Today I swam for the hundredth time this year in the city swimming pool here in Exeter. It is a 25 metre pool, and -- according to my spreadsheet -- I have swum 8300 lengths this year. (I deliberately swam enough lengths today to make the total a round number, and the mean an integer.)
But, how far have I actually swum in that pool this year? I keep a spreadsheet for these swims, and that is updated every time I swim, so the number of swims in the city pool is reliable. I have swum once elsewhere, and we are discounting that five minute splash in a cold, open air pool. There are three obvious sources of error.
First, I may have miscounted. There is no mechanism for recording the lengths except my head, and I know that sometimes I lose track. But to counter this source of error, I usually swim with my wife, and she also counts lengths and we can generally verify the number of lengths each has swum (she is a little faster); I also know how fast I swim, so the clock on the wall of the pool gives a safeguard against gross error. As I swim an even number of lengths, my count is likely to be in error by \plusminus 2 if at all. I would hazard that I have made an error on at most 5 occasions. So the count of the lengths is 8300 \plusminus 10
Second, I do not always stay in the same lane of the pool, so I don't swim exactly the length of the pool.

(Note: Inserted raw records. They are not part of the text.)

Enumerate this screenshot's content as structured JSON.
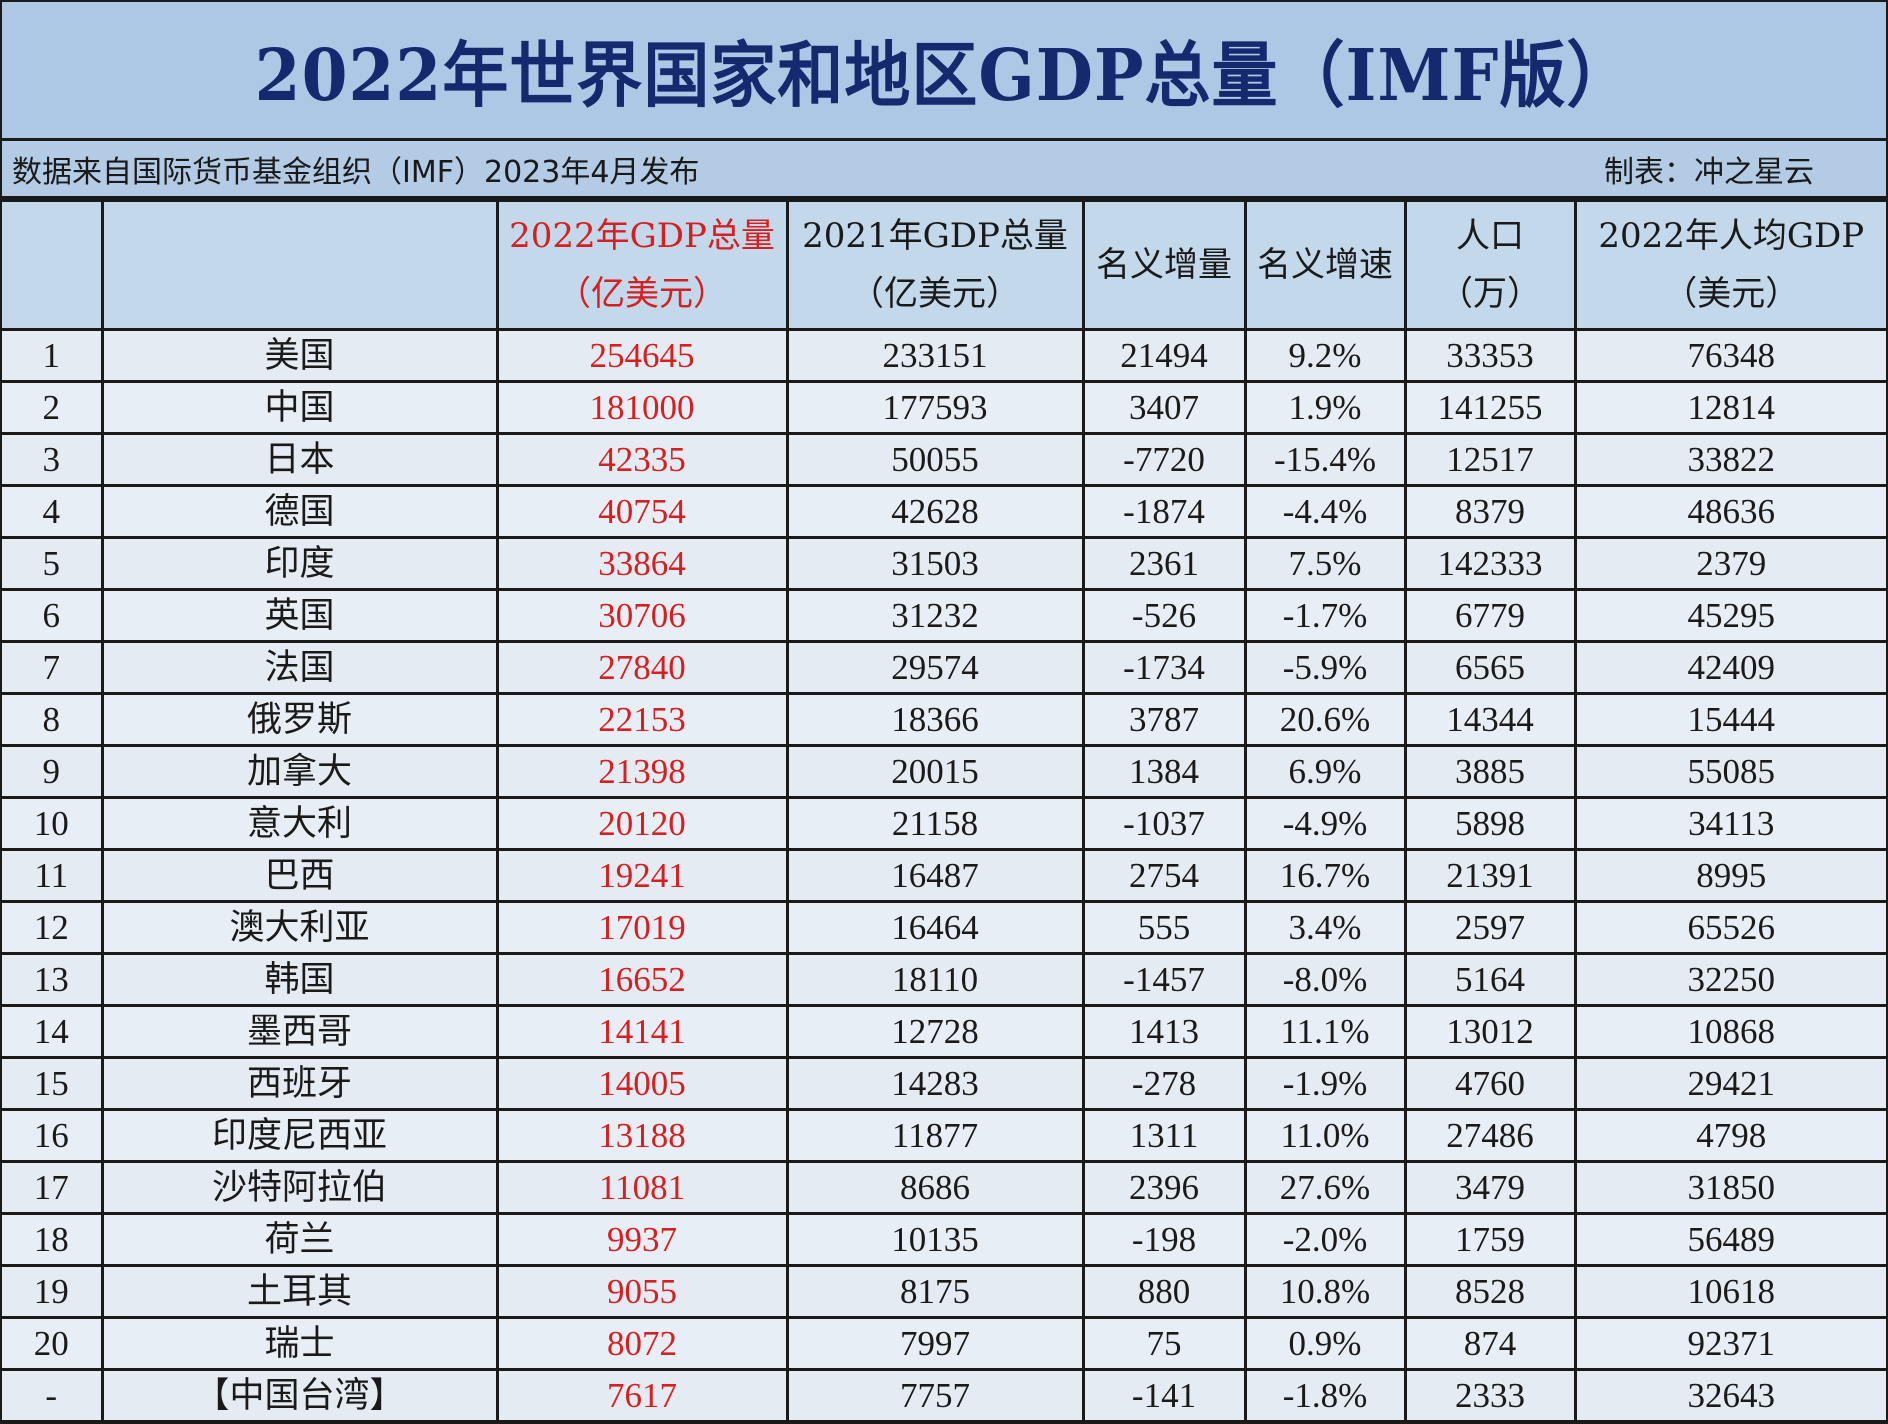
{
  "title": "2022年世界国家和地区GDP总量（IMF版）",
  "subtitle": {
    "source": "数据来自国际货币基金组织（IMF）2023年4月发布",
    "author": "制表：冲之星云"
  },
  "colors": {
    "title_text": "#152a6e",
    "title_bg": "#adc8e4",
    "header_bg": "#c4d8eb",
    "row_bg": "#e4ebf3",
    "highlight_red": "#d42020"
  },
  "headers": [
    {
      "line1": "",
      "line2": ""
    },
    {
      "line1": "",
      "line2": ""
    },
    {
      "line1": "2022年GDP总量",
      "line2": "（亿美元）"
    },
    {
      "line1": "2021年GDP总量",
      "line2": "（亿美元）"
    },
    {
      "line1": "名义增量",
      "line2": ""
    },
    {
      "line1": "名义增速",
      "line2": ""
    },
    {
      "line1": "人口",
      "line2": "（万）"
    },
    {
      "line1": "2022年人均GDP",
      "line2": "（美元）"
    }
  ],
  "rows": [
    {
      "rank": "1",
      "name": "美国",
      "gdp2022": "254645",
      "gdp2021": "233151",
      "increase": "21494",
      "growth": "9.2%",
      "population": "33353",
      "per_capita": "76348"
    },
    {
      "rank": "2",
      "name": "中国",
      "gdp2022": "181000",
      "gdp2021": "177593",
      "increase": "3407",
      "growth": "1.9%",
      "population": "141255",
      "per_capita": "12814"
    },
    {
      "rank": "3",
      "name": "日本",
      "gdp2022": "42335",
      "gdp2021": "50055",
      "increase": "-7720",
      "growth": "-15.4%",
      "population": "12517",
      "per_capita": "33822"
    },
    {
      "rank": "4",
      "name": "德国",
      "gdp2022": "40754",
      "gdp2021": "42628",
      "increase": "-1874",
      "growth": "-4.4%",
      "population": "8379",
      "per_capita": "48636"
    },
    {
      "rank": "5",
      "name": "印度",
      "gdp2022": "33864",
      "gdp2021": "31503",
      "increase": "2361",
      "growth": "7.5%",
      "population": "142333",
      "per_capita": "2379"
    },
    {
      "rank": "6",
      "name": "英国",
      "gdp2022": "30706",
      "gdp2021": "31232",
      "increase": "-526",
      "growth": "-1.7%",
      "population": "6779",
      "per_capita": "45295"
    },
    {
      "rank": "7",
      "name": "法国",
      "gdp2022": "27840",
      "gdp2021": "29574",
      "increase": "-1734",
      "growth": "-5.9%",
      "population": "6565",
      "per_capita": "42409"
    },
    {
      "rank": "8",
      "name": "俄罗斯",
      "gdp2022": "22153",
      "gdp2021": "18366",
      "increase": "3787",
      "growth": "20.6%",
      "population": "14344",
      "per_capita": "15444"
    },
    {
      "rank": "9",
      "name": "加拿大",
      "gdp2022": "21398",
      "gdp2021": "20015",
      "increase": "1384",
      "growth": "6.9%",
      "population": "3885",
      "per_capita": "55085"
    },
    {
      "rank": "10",
      "name": "意大利",
      "gdp2022": "20120",
      "gdp2021": "21158",
      "increase": "-1037",
      "growth": "-4.9%",
      "population": "5898",
      "per_capita": "34113"
    },
    {
      "rank": "11",
      "name": "巴西",
      "gdp2022": "19241",
      "gdp2021": "16487",
      "increase": "2754",
      "growth": "16.7%",
      "population": "21391",
      "per_capita": "8995"
    },
    {
      "rank": "12",
      "name": "澳大利亚",
      "gdp2022": "17019",
      "gdp2021": "16464",
      "increase": "555",
      "growth": "3.4%",
      "population": "2597",
      "per_capita": "65526"
    },
    {
      "rank": "13",
      "name": "韩国",
      "gdp2022": "16652",
      "gdp2021": "18110",
      "increase": "-1457",
      "growth": "-8.0%",
      "population": "5164",
      "per_capita": "32250"
    },
    {
      "rank": "14",
      "name": "墨西哥",
      "gdp2022": "14141",
      "gdp2021": "12728",
      "increase": "1413",
      "growth": "11.1%",
      "population": "13012",
      "per_capita": "10868"
    },
    {
      "rank": "15",
      "name": "西班牙",
      "gdp2022": "14005",
      "gdp2021": "14283",
      "increase": "-278",
      "growth": "-1.9%",
      "population": "4760",
      "per_capita": "29421"
    },
    {
      "rank": "16",
      "name": "印度尼西亚",
      "gdp2022": "13188",
      "gdp2021": "11877",
      "increase": "1311",
      "growth": "11.0%",
      "population": "27486",
      "per_capita": "4798"
    },
    {
      "rank": "17",
      "name": "沙特阿拉伯",
      "gdp2022": "11081",
      "gdp2021": "8686",
      "increase": "2396",
      "growth": "27.6%",
      "population": "3479",
      "per_capita": "31850"
    },
    {
      "rank": "18",
      "name": "荷兰",
      "gdp2022": "9937",
      "gdp2021": "10135",
      "increase": "-198",
      "growth": "-2.0%",
      "population": "1759",
      "per_capita": "56489"
    },
    {
      "rank": "19",
      "name": "土耳其",
      "gdp2022": "9055",
      "gdp2021": "8175",
      "increase": "880",
      "growth": "10.8%",
      "population": "8528",
      "per_capita": "10618"
    },
    {
      "rank": "20",
      "name": "瑞士",
      "gdp2022": "8072",
      "gdp2021": "7997",
      "increase": "75",
      "growth": "0.9%",
      "population": "874",
      "per_capita": "92371"
    },
    {
      "rank": "-",
      "name": "【中国台湾】",
      "gdp2022": "7617",
      "gdp2021": "7757",
      "increase": "-141",
      "growth": "-1.8%",
      "population": "2333",
      "per_capita": "32643"
    }
  ]
}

But simple geometry tells me that even if I swim slightly off straight, the difference between what I swim and the length of the pool is very small. We are talking about a variation of \plus 0.05% at most, say 4 lengths.
Third, I trust the pool builders to have measured correctly. But here is the most intriguing source of error. The pool is not exactly 25 metres. There is a tolerance because it was surveyed with measuring line when it was built. Everyone believes that it is exactly 25 metres, but the tolerance is probably \plusminus 150cm (6 inches) -- about 0.5%
So, all in all, I have not swum exactly 207.50 kilometres this year. The extreme range is
8294 * 0.024850 to 8314 * 0.025150 kilometres, i.e. (206.1 to 209.1) But that is the extreme range, and the confidence interval is smaller -- an exercise for the reader.
Why does this matter?
One, the Olympic Games are currently happening. How accurately are lengths of tracks and pools measured? The times of races are recorded very accurately, because we are very good at recording time. But how much tolerance is there in the distances?
Secondly, for O.R. professionals, how often do we believe in spurious accuracy of data? When I learnt about L.P. in the oil industry, we were told a cautionary tale, of the analysts who checked their data; one measurement of viscosity of crude oil was always given as an integer, a small integer. This was then processed through the L.P. model. Where did this value come from, they asked. As one should, they checked. The data was supplied by an experienced worker, who dipped his thumb and forefinger into the crude oil, rubbed them together, and pronounced the measurement. Now, far too often, I see papers submitted for journals where there are tables of results quoted to six or more significant figures. Where did these come from? Usually from the analysis of a few dozen observations that were each measured to two or three significant figures. The best models in the world cannot conjure more accuracy from the model than was in the source data; but all too often we forget that, at our peril.
The results are only as good as the data.